Another interesting fact is that Amazon lists over 100 books with "sassafras" in the title. Of course, there is Sassafras the elephant, caterpillar, poodle, or skunk. I guess the repeating s's attract attention. But the tree received a lot more attention as a medicinal cure. More on the sassafras story tomorrow.
Saturday, August 8, 2009
Where Have All The Codfish Gone?
Where have all the codfish gone,
Asked the hungry seal to the polar bear?
Where have the codfish gone,
Asked the salmon to the narwhal?
Where have all the codfish gone,
Asked the ivory gull to all his Arctic friends?
The codfish asked
Where have all my plants and plankton gone?
Melted away. Melted away, sighed the little boy
Sitting in the sun.
Let us work towards keeping this environmental nursery rhyme a tale, not a truth.
Friday, July 10, 2009
What Is In A Name?
The etymology of Yellow toadflax begins with it older and more useful cousin. Although Yellow Toadflax has been in North America for the last 300 years old, compared to its namesake, flax, it is still a youngster. Flax was one of the first crops cultivated by civilized man. Therefore some suggest it was native to the Orient and then traveled south to India and north to Europe. The Swiss Stone Age People of the Mediterranean used the fiber and the seed. The Egyptians wrapped their mummies in linen woven from flax fibers.

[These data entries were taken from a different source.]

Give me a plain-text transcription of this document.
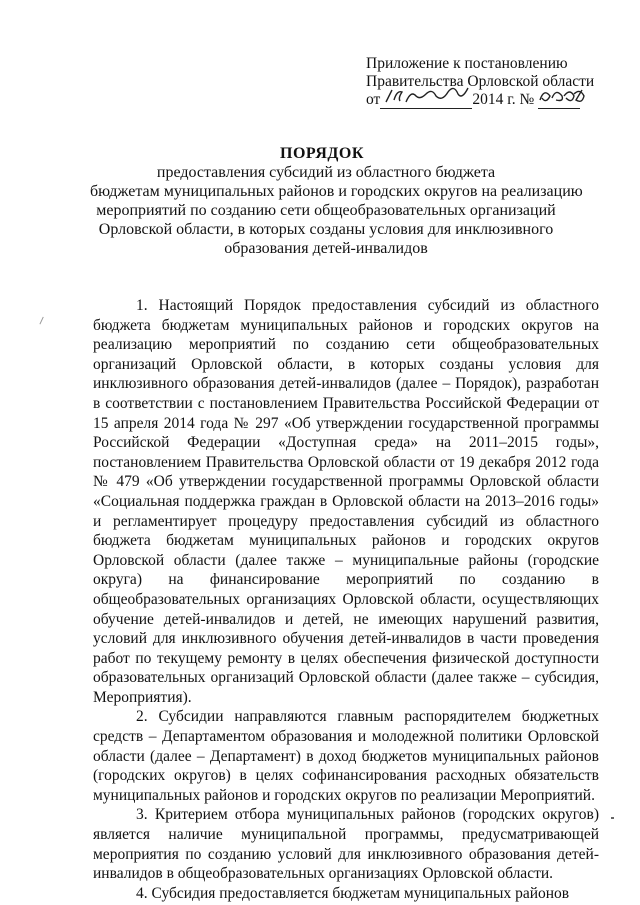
Приложение к постановлению
Правительства Орловской области
от	2014 г. №
ПОРЯДОК
предоставления субсидий из областного бюджета
бюджетам муниципальных районов и городских округов на реализацию
мероприятий по созданию сети общеобразовательных организаций
Орловской области, в которых созданы условия для инклюзивного
образования детей-инвалидов

1. Настоящий Порядок предоставления субсидий из областного бюджета бюджетам муниципальных районов и городских округов на реализацию мероприятий по созданию сети общеобразовательных организаций Орловской области, в которых созданы условия для инклюзивного образования детей-инвалидов (далее – Порядок), разработан в соответствии с постановлением Правительства Российской Федерации от 15 апреля 2014 года № 297 «Об утверждении государственной программы Российской Федерации «Доступная среда» на 2011–2015 годы», постановлением Правительства Орловской области от 19 декабря 2012 года № 479 «Об утверждении государственной программы Орловской области «Социальная поддержка граждан в Орловской области на 2013–2016 годы» и регламентирует процедуру предоставления субсидий из областного бюджета бюджетам муниципальных районов и городских округов Орловской области (далее также – муниципальные районы (городские округа) на финансирование мероприятий по созданию в общеобразовательных организациях Орловской области, осуществляющих обучение детей-инвалидов и детей, не имеющих нарушений развития, условий для инклюзивного обучения детей-инвалидов в части проведения работ по текущему ремонту в целях обеспечения физической доступности образовательных организаций Орловской области (далее также – субсидия, Мероприятия).

2. Субсидии направляются главным распорядителем бюджетных средств – Департаментом образования и молодежной политики Орловской области (далее – Департамент) в доход бюджетов муниципальных районов (городских округов) в целях софинансирования расходных обязательств муниципальных районов и городских округов по реализации Мероприятий.

3. Критерием отбора муниципальных районов (городских округов) является наличие муниципальной программы, предусматривающей мероприятия по созданию условий для инклюзивного образования детей-инвалидов в общеобразовательных организациях Орловской области.

4. Субсидия предоставляется бюджетам муниципальных районов
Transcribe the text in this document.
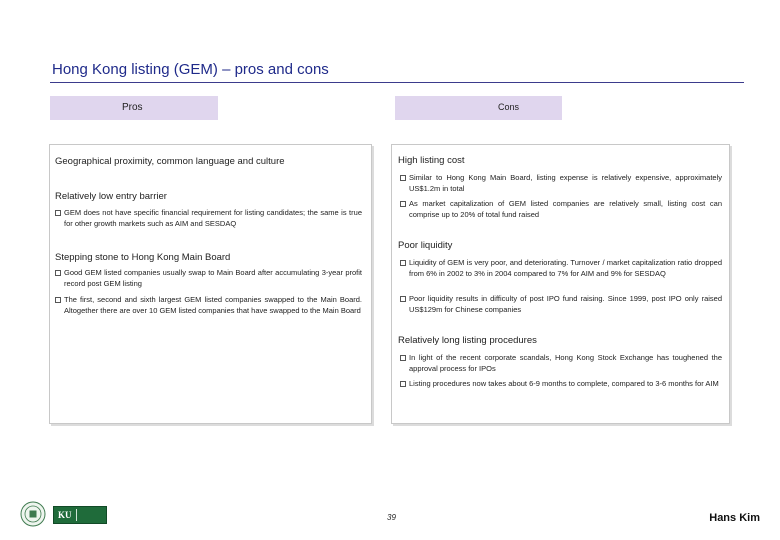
Hong Kong listing (GEM) – pros and cons
Pros	Cons
Geographical proximity, common language and culture
Relatively low entry barrier
GEM does not have specific financial requirement for listing candidates; the same is true for other growth markets such as AIM and SESDAQ
Stepping stone to Hong Kong Main Board
Good GEM listed companies usually swap to Main Board after accumulating 3-year profit record post GEM listing
The first, second and sixth largest GEM listed companies swapped to the Main Board. Altogether there are over 10 GEM listed companies that have swapped to the Main Board
High listing cost
Similar to Hong Kong Main Board, listing expense is relatively expensive, approximately US$1.2m in total
As market capitalization of GEM listed companies are relatively small, listing cost can comprise up to 20% of total fund raised
Poor liquidity
Liquidity of GEM is very poor, and deteriorating. Turnover / market capitalization ratio dropped from 6% in 2002 to 3% in 2004 compared to 7% for AIM and 9% for SESDAQ
Poor liquidity results in difficulty of post IPO fund raising. Since 1999, post IPO only raised US$129m for Chinese companies
Relatively long listing procedures
In light of the recent corporate scandals, Hong Kong Stock Exchange has toughened the approval process for IPOs
Listing procedures now takes about 6-9 months to complete, compared to 3-6 months for AIM
KU	39	Hans Kim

Now no one denies the connection between the true flax and its weedy cousin. Many of these weedy species of Linaria look very much like flax. However, this link makes tracing the “toad” in toadflax somewhat unclear. Some say that toadflax got its name because the word “toad” was a spurious, or counterfeit, of the origin plant. Considering the plethora of common names gives to yellow toadflax, this seems plausible. Common names often take on the observer sees. Some see a cow’s nose, or Calves Snout, in the orange lobes. Others suggest that the plants structure (the two orange lobes) resemble a toad’s mouth. A third theory is that toads were often found hiding among the leaves. The butter & egg, or wild snapdragon, is one of 130 species of Linnaria, native to Eurasia.